Removed 2 rows containing missing values (`geom_point()`)
We will see two examples of how to turn off the warning message. Let us get started by loading tidyverse and palmer penguin dataset for making plots.
library(tidyverse) library(palmerpenguins) theme_set(theme_bw(16))
Palmer penguin dataset has missing values. When we try to make a scatter plot as shown below
penguins %>% ggplot(aes(x=body_mass_g, y = flipper_length_mm, color=species))+ geom_point()+ scale_color_brewer(palette ="Dark2" ) ggsave("remove_missing_values_dropped_warning_ggplot.png")
We get the following warning
## Warning: Removed 2 rows containing missing values (`geom_point()`).

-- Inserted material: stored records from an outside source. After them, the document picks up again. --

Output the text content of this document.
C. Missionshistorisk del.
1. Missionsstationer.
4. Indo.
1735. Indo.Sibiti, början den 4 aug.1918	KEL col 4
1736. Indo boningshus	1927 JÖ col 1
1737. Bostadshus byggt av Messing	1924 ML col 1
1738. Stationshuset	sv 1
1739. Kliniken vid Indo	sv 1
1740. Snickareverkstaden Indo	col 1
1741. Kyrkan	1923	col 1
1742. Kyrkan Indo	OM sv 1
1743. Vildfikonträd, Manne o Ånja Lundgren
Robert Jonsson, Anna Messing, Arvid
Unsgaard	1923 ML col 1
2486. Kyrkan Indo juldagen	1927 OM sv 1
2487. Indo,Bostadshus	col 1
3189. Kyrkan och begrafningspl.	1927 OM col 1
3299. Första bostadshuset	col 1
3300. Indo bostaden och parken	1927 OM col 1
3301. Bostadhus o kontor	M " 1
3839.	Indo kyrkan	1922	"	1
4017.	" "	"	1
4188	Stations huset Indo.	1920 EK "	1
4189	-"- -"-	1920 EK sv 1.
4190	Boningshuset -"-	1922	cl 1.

Drop NAs from data to avoid the warning message
One approach to get around the warning message “Removed 2 rows containing missing values” is to drop rows containing missing values before plotting using drop_na() function in tidyr.
drop_na() function by default removes a row if there is any NA value. Therefore we will not see the warning message.
penguins %>% drop_na() %>% ggplot(aes(x=body_mass_g, y = flipper_length_mm, color=species))+ geom_point()+ scale_color_brewer(palette ="Dark2" )
use na.rm in geom_point() to avoid the warning message
We can actually turn off the warning message that “rows containg missing values have been dropped” by specifying na.rm=TRUE as argument to geom_point() function.
penguins %>% drop_na() %>% ggplot(aes(x=body_mass_g, y = flipper_length_mm, color=species))+ geom_point(na.rm=TRUE)+ scale_color_brewer(palette ="Dark2" )
When wsing na.rm=TRUE within geom_point(), ggplot2 takes care of the rows with missing values insterad of us dropping the rows with missing values in the whole dataframe.